1. Perform Security Configuration on the database. For example, the account/password/permission used by your program to connect to the database. If you are browsing news, use the read-only permission; you can use different accounts/permissions for different modules. In addition, you must strictly Configure which stored procedures can be called for the database, and disable all unused stored procedures (especially cmd ), prevent system calling by using database Stored Procedures after injection;

2. Strictly filter parameters submitted by the client, including the parameter length and type;

3. Strictly protect the Administrator's background. If conditions are met, you should set it to only allow access from specific IP addresses (for example, only access from administrator CIDR blocks).

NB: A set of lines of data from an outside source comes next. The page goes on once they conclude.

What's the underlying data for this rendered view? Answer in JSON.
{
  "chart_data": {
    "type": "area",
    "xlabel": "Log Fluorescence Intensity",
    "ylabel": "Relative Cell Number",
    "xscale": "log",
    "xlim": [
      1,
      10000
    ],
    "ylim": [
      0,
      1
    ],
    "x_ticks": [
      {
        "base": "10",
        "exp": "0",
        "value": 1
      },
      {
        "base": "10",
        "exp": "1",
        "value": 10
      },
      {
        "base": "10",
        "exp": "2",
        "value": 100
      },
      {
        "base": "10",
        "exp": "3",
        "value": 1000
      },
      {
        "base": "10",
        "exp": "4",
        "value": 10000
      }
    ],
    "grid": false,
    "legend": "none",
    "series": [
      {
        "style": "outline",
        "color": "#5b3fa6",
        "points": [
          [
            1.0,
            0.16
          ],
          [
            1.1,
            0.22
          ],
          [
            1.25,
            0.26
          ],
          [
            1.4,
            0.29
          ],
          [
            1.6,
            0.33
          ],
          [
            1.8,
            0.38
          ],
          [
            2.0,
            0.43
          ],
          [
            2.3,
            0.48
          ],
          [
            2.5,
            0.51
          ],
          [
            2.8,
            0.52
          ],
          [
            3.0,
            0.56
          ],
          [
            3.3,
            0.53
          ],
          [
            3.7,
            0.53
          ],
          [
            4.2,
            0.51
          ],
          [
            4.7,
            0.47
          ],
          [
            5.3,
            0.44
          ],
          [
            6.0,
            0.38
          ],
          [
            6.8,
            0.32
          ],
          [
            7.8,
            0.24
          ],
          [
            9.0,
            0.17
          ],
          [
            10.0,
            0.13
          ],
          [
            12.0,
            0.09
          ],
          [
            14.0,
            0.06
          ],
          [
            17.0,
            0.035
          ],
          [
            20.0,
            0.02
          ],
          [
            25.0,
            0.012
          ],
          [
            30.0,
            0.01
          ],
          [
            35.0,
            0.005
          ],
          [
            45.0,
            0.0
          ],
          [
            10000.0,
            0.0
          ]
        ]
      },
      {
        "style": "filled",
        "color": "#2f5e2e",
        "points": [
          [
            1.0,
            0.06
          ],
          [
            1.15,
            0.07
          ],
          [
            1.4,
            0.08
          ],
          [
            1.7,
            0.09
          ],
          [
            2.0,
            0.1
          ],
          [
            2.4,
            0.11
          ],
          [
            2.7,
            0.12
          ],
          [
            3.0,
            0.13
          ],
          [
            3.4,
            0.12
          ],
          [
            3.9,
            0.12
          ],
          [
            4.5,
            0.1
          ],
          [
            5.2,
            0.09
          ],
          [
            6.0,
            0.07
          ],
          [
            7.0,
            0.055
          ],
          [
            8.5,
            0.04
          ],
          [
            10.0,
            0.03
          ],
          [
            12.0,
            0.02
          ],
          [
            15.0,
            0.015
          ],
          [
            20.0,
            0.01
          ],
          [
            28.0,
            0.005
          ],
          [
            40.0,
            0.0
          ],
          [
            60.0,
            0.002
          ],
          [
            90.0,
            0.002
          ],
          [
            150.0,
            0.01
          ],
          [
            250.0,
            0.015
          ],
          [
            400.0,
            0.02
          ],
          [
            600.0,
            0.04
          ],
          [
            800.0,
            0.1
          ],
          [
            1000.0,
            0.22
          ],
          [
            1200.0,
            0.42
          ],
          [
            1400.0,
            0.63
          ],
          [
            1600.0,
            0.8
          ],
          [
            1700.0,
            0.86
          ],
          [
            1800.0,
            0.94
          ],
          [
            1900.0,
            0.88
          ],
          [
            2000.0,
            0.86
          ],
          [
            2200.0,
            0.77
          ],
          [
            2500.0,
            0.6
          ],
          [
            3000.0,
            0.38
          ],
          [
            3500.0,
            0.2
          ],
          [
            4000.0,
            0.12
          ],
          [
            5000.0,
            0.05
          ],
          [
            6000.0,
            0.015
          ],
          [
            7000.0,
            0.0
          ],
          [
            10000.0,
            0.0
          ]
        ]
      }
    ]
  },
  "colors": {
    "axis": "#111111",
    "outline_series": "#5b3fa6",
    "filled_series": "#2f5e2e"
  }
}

This depends on the actual situation;

4. Perform Security Configuration on the operating system to prevent system calling after injection. For example

Cmd.exe/tftp.exe/ftp.exe/net.exe

All these files are transferred to other directories, and strict permission assignment is performed on the directories;

5. Set network access control;

6. If conditions are met, configure HTTP Content Filtering to filter out viruses and malicious scripts;

7. If necessary, you can consider using HTTPS to prevent many injection tool scans. When I used to develop an injection detection tool, I considered using HTTPS, however, it has not been implemented yet.

As you can see, in general, the program mainly considers permissions and parameter filtering. Permissions mainly include IIS browsing permissions and Database Calling permissions. In addition, security configurations of databases and operating systems must be considered. In addition, I don't know if you will use components developed by others during the development process, such as slice upload. Have you studied the security of these components? Or in the development process, the vast majority of people will use off-the-shelf Code provided on the Internet and books, such as user login verification, and other public code, also need to study its security issues.